Bird wins. More often than he loses. You must be careful of guys like that, because they get used to it, and they acquire the magic to make it happen. Have you ever watched Bird when a shot goes up? While the other players are frozen, he is running to where he figures the ball will come down. And when it does, it is often right into his hands. That’s the way he plays. He gets you while you’re dreaming. Never doubt the great ones

We have a city now that is worried about its basketball team. We see the Pistons as too unpredictable, great one night, struggling the next. Personally, that doesn’t concern me. When they are threatened enough, the Pistons will fire their best shot — and there is still no team in basketball that can handle that. What worries me, however, is someone who can counter it. And Bird can do that. In one game. On one night. Bad back and all, he can make the passes, the shots, the rebounds, the steals — maybe not enough to dominate a game anymore, but enough to change it. And I predict he will. At least once. There has never been a Pistons-Celtics playoff series that has been easy when Bird was playing. The one time the Pistons swept — first round, 1989 — he was too injured to take part.

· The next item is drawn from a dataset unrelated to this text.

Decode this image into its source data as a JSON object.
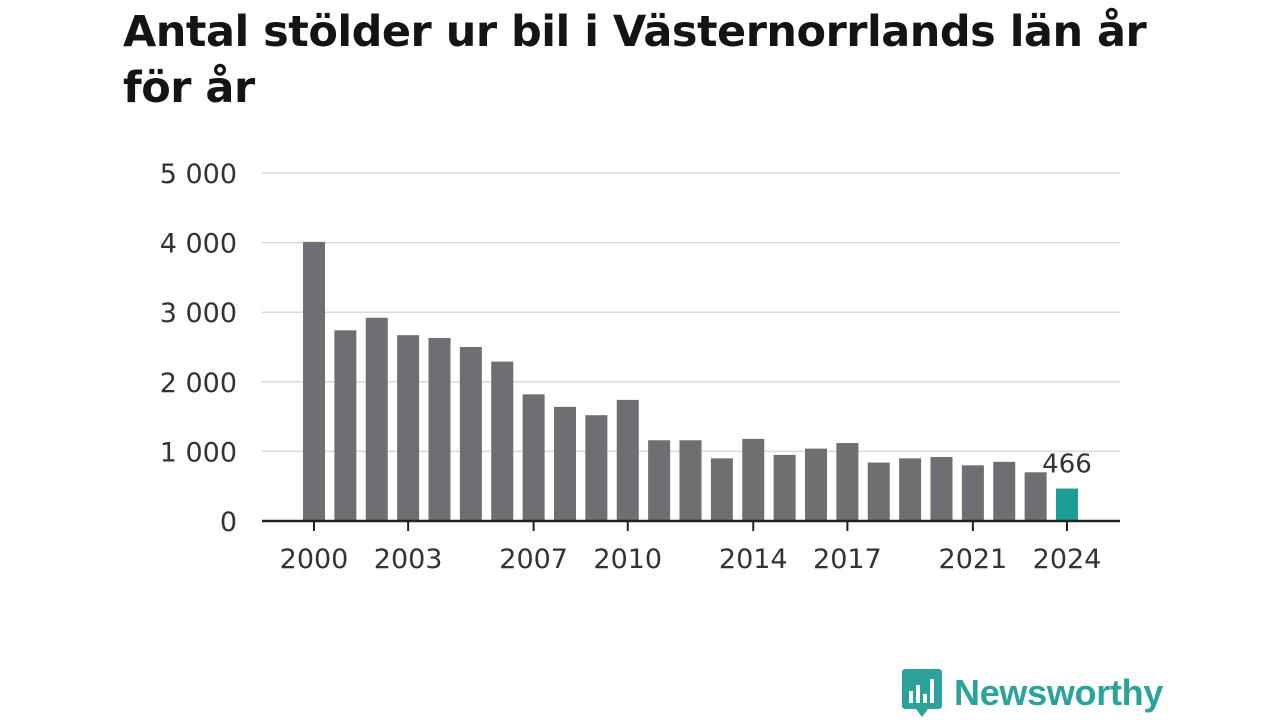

“I’ll have one of those nights,” he said, almost nonchalantly. “I’ll have one of those nights where all the shots are falling.”

I would not doubt him, just as I would not doubt Jack Nicklaus on the final day of the Masters, or Joe Montana with two minutes left in the Super Bowl. No matter how old they get. The great ones see the game differently than everyone else. They see opportunities.

“What advice do you give younger guys like Shaw and Brown in the playoffs?” someone asked Bird.

“I tell them to pass the ball to me every time,” he joked. “They don’t seem to listen.”

They will, when the time comes. Believe me.

Maybe he won’t play tonight. Maybe he won’t play Wednesday. Maybe I’m just paranoid, living in Detroit. But I will worry about Bird until there are no ticks left on the clock. And I see no alternative. The day you stop worrying about a guy like that is the day he jumps up with the bayonet and stabs you dead.